If Willy Wonka started a factory that made wireless network equipment I think he would have called it Ubiquiti Networks.
Stumbling round their website, mouth agape at the beautiful and delicious looking hardware I feel like Augustus Gloop – running from one bit of kit to the next hungrily eating up everything I can find on their product offerrings.
We’ve have used a pair of their Nanostation M5s for a couple of years now as a wireless bridge between our head office and our data centre and they have been reliable and consistent throughout. So when I had a project come over my desk for a 5mile wifi bridge that needs to deliver 150Mb speeds at the lowest possible latency I naturally thought of them and ordered some kit to play with.
The project is currently on the drawing board as we specify the correct kit to do a proof of concept but I couldn’t resist ordering a pair of their nanostation M2′s to have a play with. They are POE, small at about 30cm by 8cm (the loco is even smaller at 16cm x 8cm) and jam packed fully of cleverness.
Installation is a breeze with signal strength indication on the rear with options for a couple of mounting brackets, but the best thing by far is the management web interface.
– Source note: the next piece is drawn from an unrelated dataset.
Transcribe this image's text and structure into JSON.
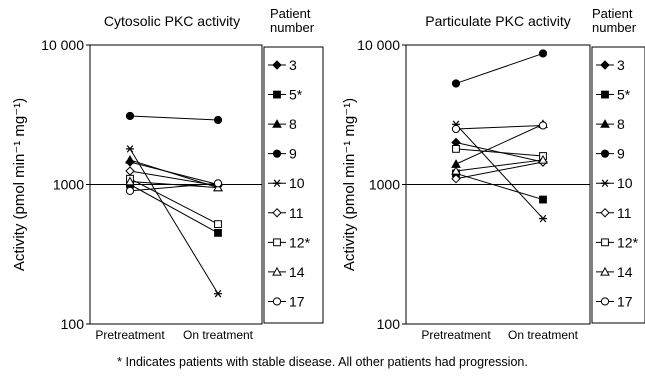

I’ve used a bunch of wireless AP’s and bridges in the past and you could tell that they had been built by RF engineers first then had the interfaces bolted on almost as an after thought – they tended to be slow, clunky, complicated and not at all pretty. So when you load up the AirOS for the first time its hard not to get excited.
The management interface is responsive and so easy to use you find yourself clicking through it and configuring everything without even thinking about it. Then there is the airView Advanced Spectrum analyser and damn if that isn’t the prettiest most useful tool I’ve seen on any piece of standalone kit in a very long time. It gives you full visibility of the available spectrum you have for the bridge you want to implement. You can see what traffic is going on in the air around you and make the best decisions on physical antenna location and frequency / spectrum choice using it.
What I really want to get my hands on is their AirMax Rocket M GPS devices. They use GPS as a timing signal for the Time Division Multiplexing and data synchronisation between stations – it means they can squeeze more data into the specutrum as it reduces data collision and is genius.
If you need wireless you simply must have a play with the ubiquit networks kit – its delicious!